Your legs are more resilient to the cold than the core of your body, so typically you don’t need snow pants with insulation to be comfortable. However, if you’re a total wimp when it comes to cold, or if you are constantly in sub-zero temps, you can find some models that are insulated.
Snow pants use a membrane which is bonded to the backside of the face fabric to keep out the wind and wet. In order to stay comfortable you need your pants to let out the excess moisture generated by your body (breathability), while at the same time not letting wind and water in (water resistance). This is the function of the membrane.
You’ll see two numbers relating to the water resistance and breathability for each pant. Water resistance is measured in millimeters and ranges from 5,000mm (light resistance) to 20,000mm (heavy-duty resistance). Breathability is measure in grams and ranges from 5,000gm (not that breathable) to 20,000gm (very breathable).

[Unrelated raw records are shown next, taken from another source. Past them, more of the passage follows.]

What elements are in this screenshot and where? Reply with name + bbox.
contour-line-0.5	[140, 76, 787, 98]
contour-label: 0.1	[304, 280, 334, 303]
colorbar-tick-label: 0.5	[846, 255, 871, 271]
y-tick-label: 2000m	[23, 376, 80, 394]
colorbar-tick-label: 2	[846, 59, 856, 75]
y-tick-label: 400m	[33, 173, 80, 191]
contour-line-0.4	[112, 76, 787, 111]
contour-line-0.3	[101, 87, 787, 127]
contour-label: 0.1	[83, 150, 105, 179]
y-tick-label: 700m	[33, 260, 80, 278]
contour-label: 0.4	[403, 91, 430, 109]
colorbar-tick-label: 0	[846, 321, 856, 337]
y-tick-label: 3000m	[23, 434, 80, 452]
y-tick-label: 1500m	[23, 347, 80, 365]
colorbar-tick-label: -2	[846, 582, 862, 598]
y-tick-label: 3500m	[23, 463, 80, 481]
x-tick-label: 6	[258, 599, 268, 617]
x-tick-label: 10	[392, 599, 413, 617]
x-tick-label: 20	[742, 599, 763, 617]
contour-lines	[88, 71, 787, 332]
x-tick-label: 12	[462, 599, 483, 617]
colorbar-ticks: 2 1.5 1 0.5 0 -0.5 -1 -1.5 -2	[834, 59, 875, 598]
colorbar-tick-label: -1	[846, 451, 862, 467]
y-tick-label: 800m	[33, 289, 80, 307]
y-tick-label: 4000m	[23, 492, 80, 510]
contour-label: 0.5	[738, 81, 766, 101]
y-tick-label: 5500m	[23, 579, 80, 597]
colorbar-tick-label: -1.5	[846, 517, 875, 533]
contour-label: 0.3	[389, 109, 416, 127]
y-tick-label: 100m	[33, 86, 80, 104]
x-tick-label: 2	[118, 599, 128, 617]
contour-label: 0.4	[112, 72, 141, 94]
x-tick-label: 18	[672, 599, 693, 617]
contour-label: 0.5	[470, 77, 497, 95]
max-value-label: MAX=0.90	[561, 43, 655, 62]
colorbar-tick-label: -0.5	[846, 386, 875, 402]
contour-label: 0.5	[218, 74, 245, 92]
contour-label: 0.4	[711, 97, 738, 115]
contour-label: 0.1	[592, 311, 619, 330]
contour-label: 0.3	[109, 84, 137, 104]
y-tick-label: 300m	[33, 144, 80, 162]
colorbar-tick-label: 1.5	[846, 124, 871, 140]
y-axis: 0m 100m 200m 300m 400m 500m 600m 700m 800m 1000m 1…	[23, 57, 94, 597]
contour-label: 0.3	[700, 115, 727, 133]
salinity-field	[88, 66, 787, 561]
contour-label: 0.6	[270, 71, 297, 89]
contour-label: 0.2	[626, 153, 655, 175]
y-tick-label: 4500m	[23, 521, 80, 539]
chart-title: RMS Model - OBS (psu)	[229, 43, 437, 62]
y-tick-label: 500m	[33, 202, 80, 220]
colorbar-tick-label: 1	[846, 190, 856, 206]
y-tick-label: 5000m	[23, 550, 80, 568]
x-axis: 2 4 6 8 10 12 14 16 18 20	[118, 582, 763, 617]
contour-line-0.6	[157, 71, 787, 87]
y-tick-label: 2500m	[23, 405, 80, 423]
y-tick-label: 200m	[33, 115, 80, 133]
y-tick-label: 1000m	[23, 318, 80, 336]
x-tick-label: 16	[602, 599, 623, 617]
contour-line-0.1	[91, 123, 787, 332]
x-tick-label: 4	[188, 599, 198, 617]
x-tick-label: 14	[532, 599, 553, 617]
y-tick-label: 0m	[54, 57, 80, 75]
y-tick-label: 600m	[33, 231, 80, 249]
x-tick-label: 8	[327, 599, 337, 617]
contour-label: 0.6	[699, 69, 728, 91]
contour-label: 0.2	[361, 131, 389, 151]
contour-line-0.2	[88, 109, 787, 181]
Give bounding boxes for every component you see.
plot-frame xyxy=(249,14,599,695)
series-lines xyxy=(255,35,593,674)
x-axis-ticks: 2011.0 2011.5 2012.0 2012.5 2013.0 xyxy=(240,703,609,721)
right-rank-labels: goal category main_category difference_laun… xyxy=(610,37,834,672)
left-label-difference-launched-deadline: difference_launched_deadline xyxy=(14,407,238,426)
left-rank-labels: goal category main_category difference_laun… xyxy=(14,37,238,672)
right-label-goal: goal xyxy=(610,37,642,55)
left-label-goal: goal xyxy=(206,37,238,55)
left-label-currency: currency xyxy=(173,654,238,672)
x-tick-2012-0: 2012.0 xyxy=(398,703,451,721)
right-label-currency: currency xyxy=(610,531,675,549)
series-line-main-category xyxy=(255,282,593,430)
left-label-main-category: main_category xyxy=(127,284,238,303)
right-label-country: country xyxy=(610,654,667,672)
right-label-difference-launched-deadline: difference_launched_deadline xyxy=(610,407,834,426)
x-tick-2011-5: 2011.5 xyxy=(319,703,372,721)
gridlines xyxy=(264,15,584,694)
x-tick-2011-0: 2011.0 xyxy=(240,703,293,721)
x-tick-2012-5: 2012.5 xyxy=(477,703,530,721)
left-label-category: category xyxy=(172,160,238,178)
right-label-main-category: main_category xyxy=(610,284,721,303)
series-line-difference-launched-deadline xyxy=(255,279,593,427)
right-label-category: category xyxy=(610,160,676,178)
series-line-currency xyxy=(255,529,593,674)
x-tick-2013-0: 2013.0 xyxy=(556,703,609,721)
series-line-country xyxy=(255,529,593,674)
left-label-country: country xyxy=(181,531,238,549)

The exception to the rule is garments that use Gore-Tex.
Gore-Tex is a patented waterproof/breathable membrane that several outerwear manufacturers use in their high-end product lines. It provides maximum breathability while guaranteeing to keep you dry, no matter what.
Snow pants come in a variety of fits to suit your style. Whether you want to look like you’re wearing a pair of skinny jeans or you like looking like you have on some baggy JNCOs from 90’s, there’s a pair of pants for you!
We still carry some bib pant styles which are great for keeping snow from creeping up you back or down your pants. Volcom offers a zipper jacket-to-pant interface that’s a good alternative if you don’t want to rock a bib. Most jackets are equipped with a “snow skirt” that can link up with pants to help seal out the snow as well.
The face material of snow pants are coated with a Durable Water Repellent (commonly called DWR) finish. This forces water to bead into pellets and roll off, rather than soaking into the face fabric (think of those frozen stiff jeans). This is not ultimately what keeps you dry, but it does help the face fabric from absorbing moisture and becoming heavy and cold. The DWR won’t last forever, but you can revitalize it by throwing your pants in the dryer on low heat for a cycle or through purchasing a wash-in or spray-on product like Nixwax TX Direct.